Beim CFS ist eine etwas komplexere Datenlage nötig um die angestrebte Verteilungsgerechtigkeit zu erzielen: Für jeden Thread (nicht nur die Lauffähigen) erstellen wir ein virtuelles Laufzeitkonto, auf dem wir die verbrauchte CPU-Zeit dieses Threads verbuchen. Immer wenn ein Thread die CPU für eine gewisse Zeitspanne bekommen hat, "buchen" wir diese Zeit auf sein Konto. In der Linux-Implementierung heißt dieses Konto vruntime und hängt an einer struct sched_entityDa der CFS auch andere Zeitverbraucher verwaltet kann, wurde im Kern der Begriff des Threads auf sched entity verallgemeinert. Denken Sie sich zunächst aber für jedes auftreten einfach "Thread".:

struct sched_entity {
      ....
        u64                             vruntime;
      ...
};

Der CFS verwaltet nun eine Menge dieser Objekte und trifft anhand der vruntime seine Schedulingentscheidung. Dazu passieren bei einer Aktivierung des Schedulers immer 2 Dinge: Zuerst verbuchen wir die Zeit seit der letzten Aktivierung auf dem Konto des aktuell laufenden Threads. In einem zweiten Schritt betrachten wir uns alle Threads, die wir verwalten, und wählen denjenigen Thread mit dem niedrigsten virtuellen Laufzeitkonto aus und lasten ihn auf der CPU ein. Auf diese Weise erhält immer derjenige Thread die CPU, der gerade das größte Zeitdefizit aufweist, und damit den größten Aufholbedarf gegenüber der fairen Verteilung hat. Im Code sieht das dann in etwa so aus (Kommentare und Auslassungen sind hinzugefügt):

// Schritt 1: Update der vruntime
static void update_curr(struct cfs_rq *cfs_rq)
{
    // Wir bestimmen den laufenden Thread und die aktuelle Zeit
        struct sched_entity *curr = cfs_rq->curr;
        u64 now = rq_clock_task(rq_of(cfs_rq));
        u64 delta_exec;

    // Wenn niemand läuft, hat auch niemand Zeit verbraucht.
        if (!curr)
                return;

    // delta_exec: Wie lange wurde gerade gerechnet?
        delta_exec = now - curr->exec_start;
        if ((s64)delta_exec <= 0)
                return;

    // Aktuellen Zeitpunkt für nächste delta_exec Berechnung wegspeichern
        curr->exec_start = now;

    // [...]
        // Update der vruntime
        curr->vruntime += calc_delta_fair(delta_exec, curr);

    // [...]
}

Dabei wird die gerade verbrauchte CPU Zeit (delta_exec) noch mittels calc_delta_fair() gestaucht oder gestreckt, wozu wir allerdings später noch genauer kommen. Nachdem die vruntime aktualisiert wurde, muss nur noch der Thread mit dem niedrigsten Laufzeitkonto ausgewählt werden und fertig ist die Schedulerentscheidung.

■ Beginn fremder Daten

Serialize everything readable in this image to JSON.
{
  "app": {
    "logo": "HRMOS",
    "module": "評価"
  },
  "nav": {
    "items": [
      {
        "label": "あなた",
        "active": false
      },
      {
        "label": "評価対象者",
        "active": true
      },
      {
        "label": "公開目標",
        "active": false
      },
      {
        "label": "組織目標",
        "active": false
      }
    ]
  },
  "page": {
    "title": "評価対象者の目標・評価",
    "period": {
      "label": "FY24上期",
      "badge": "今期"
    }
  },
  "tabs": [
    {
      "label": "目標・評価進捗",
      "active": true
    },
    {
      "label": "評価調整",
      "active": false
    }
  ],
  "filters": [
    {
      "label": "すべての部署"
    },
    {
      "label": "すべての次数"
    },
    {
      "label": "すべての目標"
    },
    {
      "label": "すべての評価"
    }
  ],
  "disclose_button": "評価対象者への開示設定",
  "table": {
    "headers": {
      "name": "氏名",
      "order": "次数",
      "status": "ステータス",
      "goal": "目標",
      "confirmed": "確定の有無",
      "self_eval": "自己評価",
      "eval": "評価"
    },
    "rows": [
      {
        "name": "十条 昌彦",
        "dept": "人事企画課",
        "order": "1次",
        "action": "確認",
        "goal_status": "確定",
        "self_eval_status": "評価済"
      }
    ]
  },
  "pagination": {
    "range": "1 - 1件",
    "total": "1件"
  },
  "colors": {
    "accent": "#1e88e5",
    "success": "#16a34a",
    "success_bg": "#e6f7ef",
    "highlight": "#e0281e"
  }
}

Allerdings ist das Finden eines Objekts mit einer gewissen Eigenschaft in einer Menge von Objekten nicht so einfachIm Komplexitätstheoretischen Sinne einfach.: Für eine allgemeine Eigenschaft müssen wir alle Objekte durchgehen, ein Prädikat auf jedes Objekt anwenden, und dasjenige Objekt finden, was passt. Dieser Aufwand würde linear mit der Anzahl der untersuchten Objekte steigen. Das ist blöd und das will niemand haben, O(n) ist immer blöd, wenn n groß werden kann.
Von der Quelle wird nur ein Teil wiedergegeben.